The film about him, “Adventures of a Mathematician” directed by German Thorsten Klein, will be shown in Berlin during the 70th International Film Festival, and will explore his life and role in building both the atomic and hydrogen bombs. 

The lead role of Ulam will be played by Philippe Tłokiński. Fabian Kocięcki will play the famed physicist John von Neuman.

The film, first shown in the United States at the Palm Springs festival, was created with help from the Polish Film Institute, Telewizja Polska (Poland’s public television) and the Łódź film fund.

Germany’s Dragonfly Films, Britain’s Mirror Productions and Poland’s Shipsboy production company are responsible for the production of the film.

 

ADVENTURES OF A MATHEMATICIAN by Thor Klein from Indie Sales on Vimeo.

Stanisław Ulam was born in 1909 in Lwów. He studied at the Lwów Polytechnic and one his lecturers was the legendary mathematician Stefan Banach. Ulam was the representative of the Lwów School of Mathematics.

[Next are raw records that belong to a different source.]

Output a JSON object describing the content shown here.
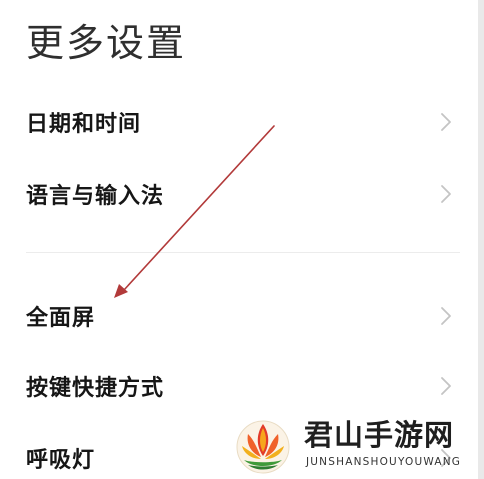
{
  "page": {
    "title": "更多设置"
  },
  "menu": {
    "items": [
      {
        "label": "日期和时间",
        "icon": "chevron-right-icon"
      },
      {
        "label": "语言与输入法",
        "icon": "chevron-right-icon"
      },
      {
        "label": "全面屏",
        "icon": "chevron-right-icon"
      },
      {
        "label": "按键快捷方式",
        "icon": "chevron-right-icon"
      },
      {
        "label": "呼吸灯",
        "icon": "chevron-right-icon"
      }
    ]
  },
  "watermark": {
    "title": "君山手游网",
    "subtitle": "JUNSHANSHOUYOUWANG"
  },
  "colors": {
    "background": "#ffffff",
    "text_primary": "#161616",
    "title": "#2f2f2f",
    "chevron": "#c4c4c4",
    "divider": "#ececec",
    "annotation_arrow": "#b23a3a"
  }
}
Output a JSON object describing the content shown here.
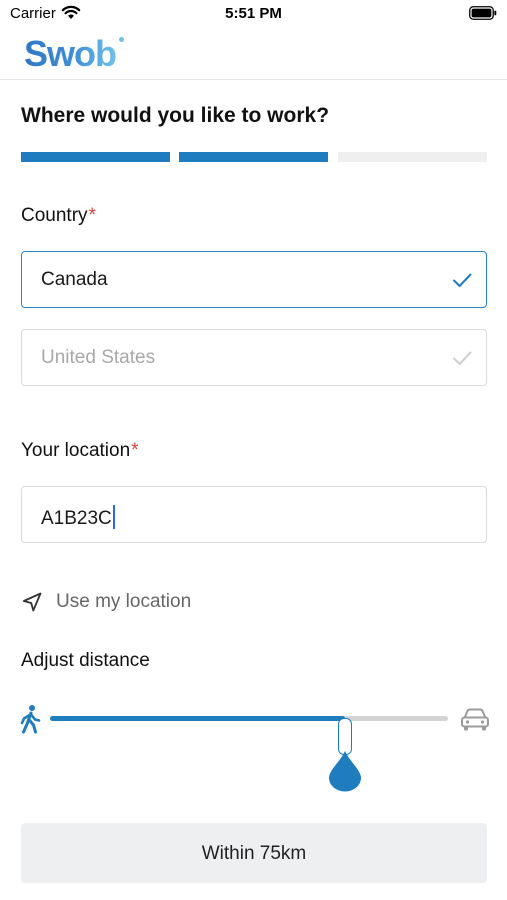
{
  "status_bar": {
    "carrier": "Carrier",
    "time": "5:51 PM",
    "icons": [
      "wifi-icon",
      "battery-icon"
    ]
  },
  "header": {
    "logo_text": "Swob",
    "logo_colors": [
      "#2f78c4",
      "#3f8fd6",
      "#6fc1ea"
    ]
  },
  "page": {
    "title": "Where would you like to work?",
    "progress": {
      "total_steps": 3,
      "completed_steps": 2,
      "active_color": "#1f7dbf",
      "inactive_color": "#efefef"
    }
  },
  "country": {
    "label": "Country",
    "required_mark": "*",
    "options": [
      {
        "label": "Canada",
        "selected": true
      },
      {
        "label": "United States",
        "selected": false
      }
    ]
  },
  "location": {
    "label": "Your location",
    "required_mark": "*",
    "value": "A1B23C",
    "use_my_location": "Use my location",
    "icon": "navigation-arrow-icon"
  },
  "distance": {
    "label": "Adjust distance",
    "slider_fraction": 0.74,
    "min_icon": "walking-person-icon",
    "max_icon": "car-icon",
    "within_label": "Within 75km"
  },
  "colors": {
    "accent": "#1f7dbf",
    "required": "#e0403a",
    "caret": "#2f63e8"
  }
}
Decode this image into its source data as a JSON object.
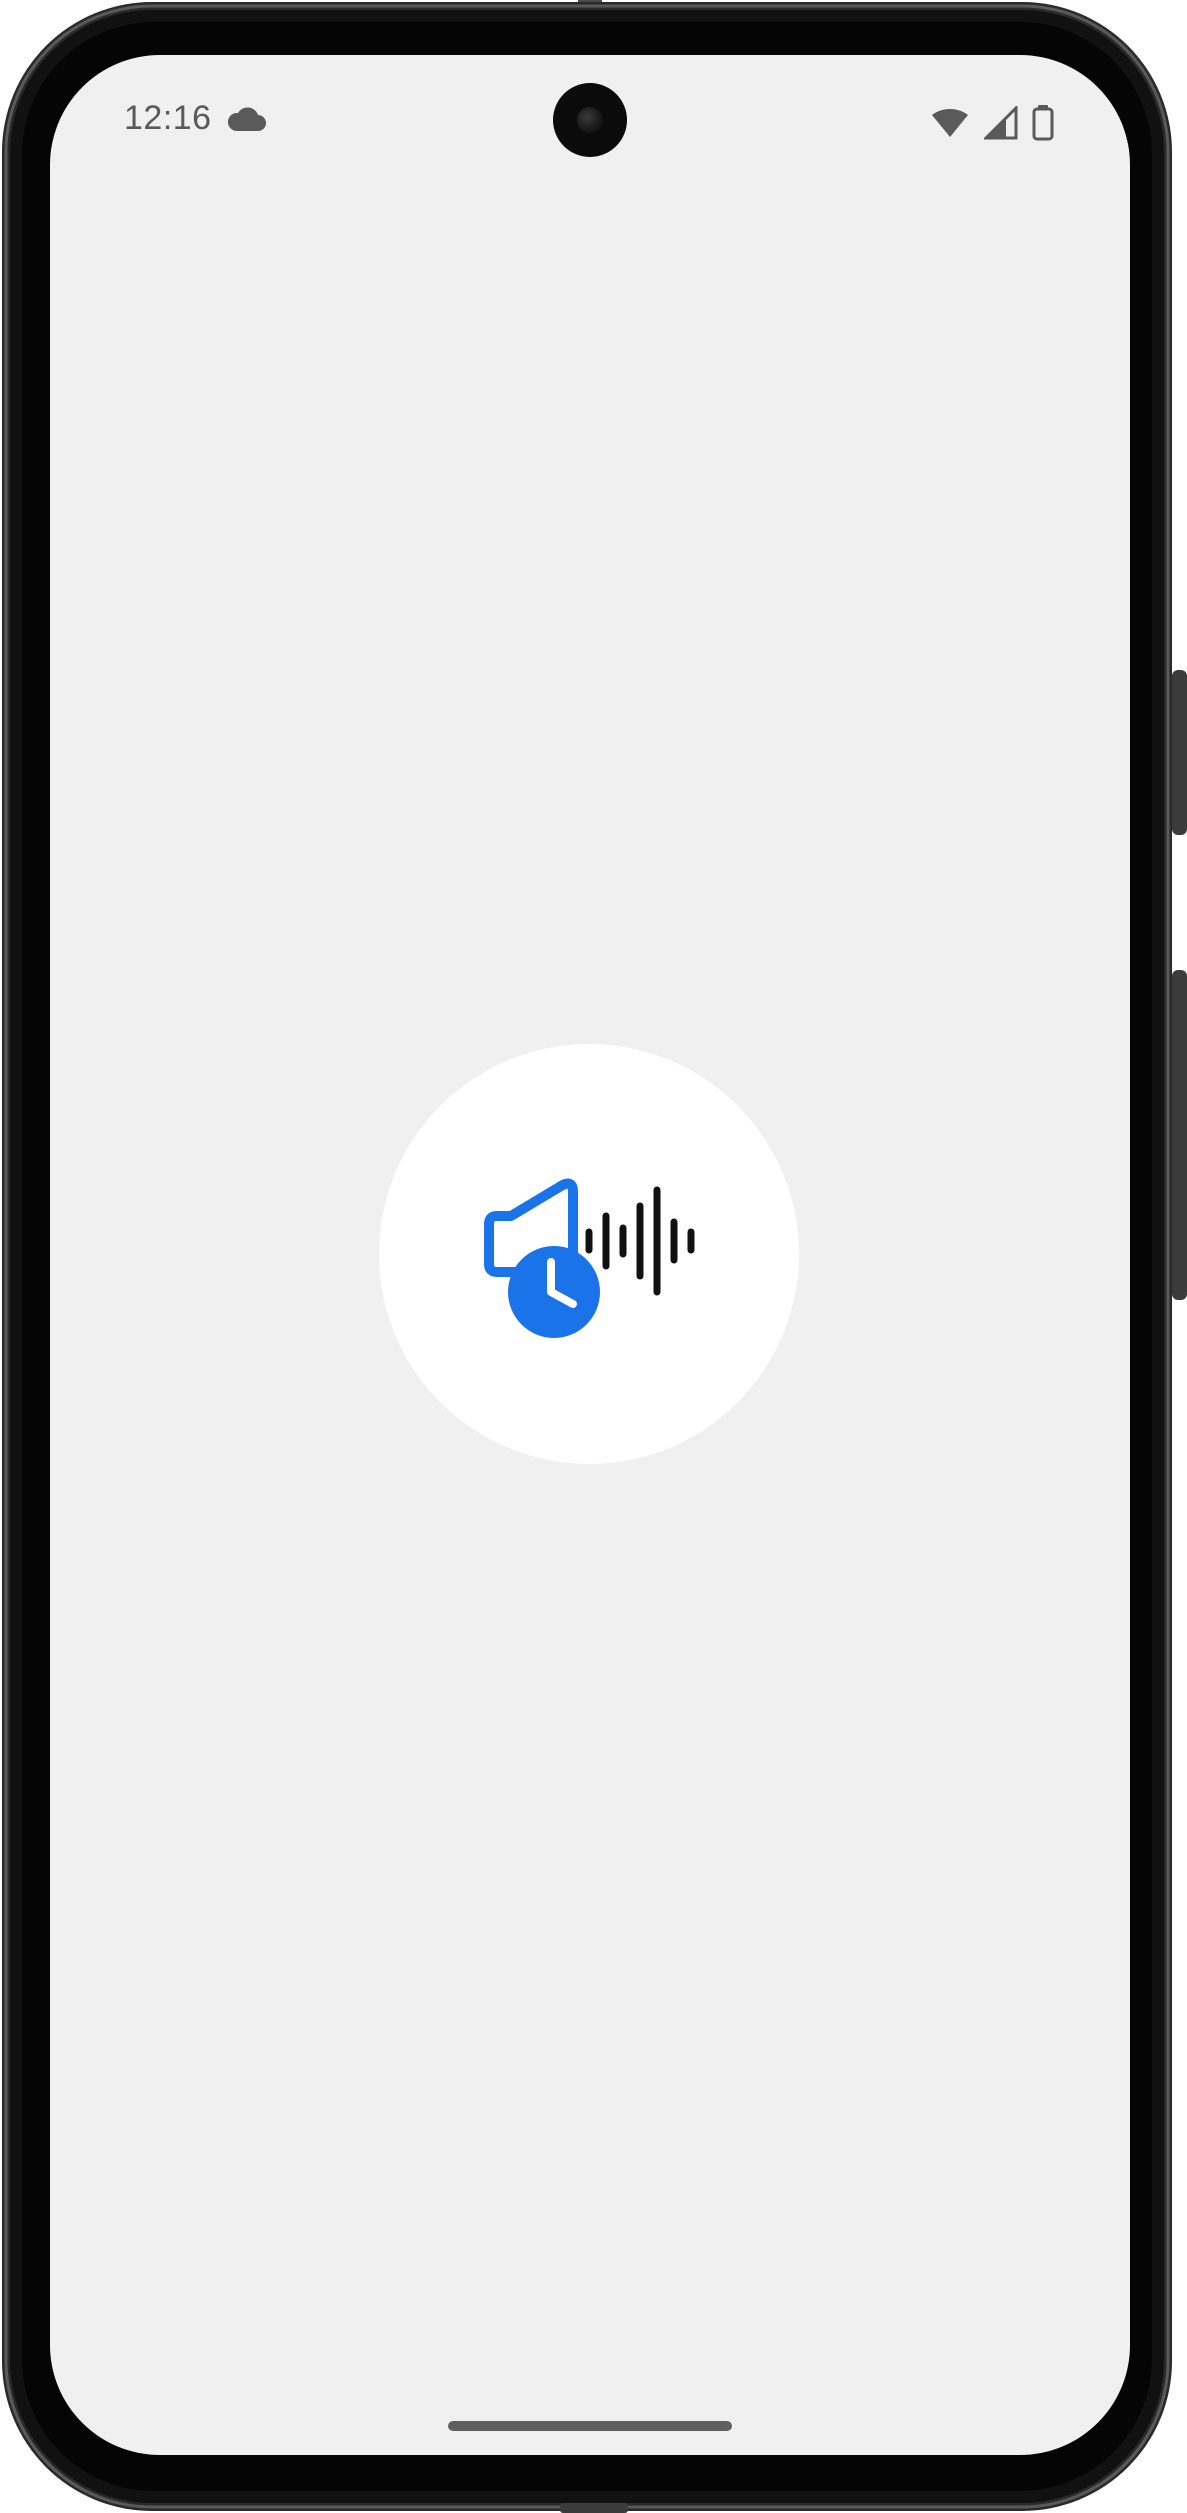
{
  "status_bar": {
    "time": "12:16",
    "notification_icon": "cloud-icon",
    "right_icons": [
      "wifi-icon",
      "cellular-signal-icon",
      "battery-icon"
    ]
  },
  "splash": {
    "logo_icon": "speaker-clock-waveform-icon",
    "logo_colors": {
      "accent": "#1a73e8",
      "waveform": "#111111"
    },
    "background_color": "#f0f0f0",
    "circle_color": "#ffffff"
  },
  "navigation": {
    "home_indicator": "gesture-bar"
  }
}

Just before the Second World War, Ulam left Poland after receiving an American visa. He took his brother with him and never saw the rest of his family again. After the war, he only found his cousins in Israel and France.

Ulam worked on the Manhattan Project in the Los Alamos National Laboratory where he was responsible for the statistics of neutron replication.

After the war he remained in the U.S. and married a French literature student. He died in 1984.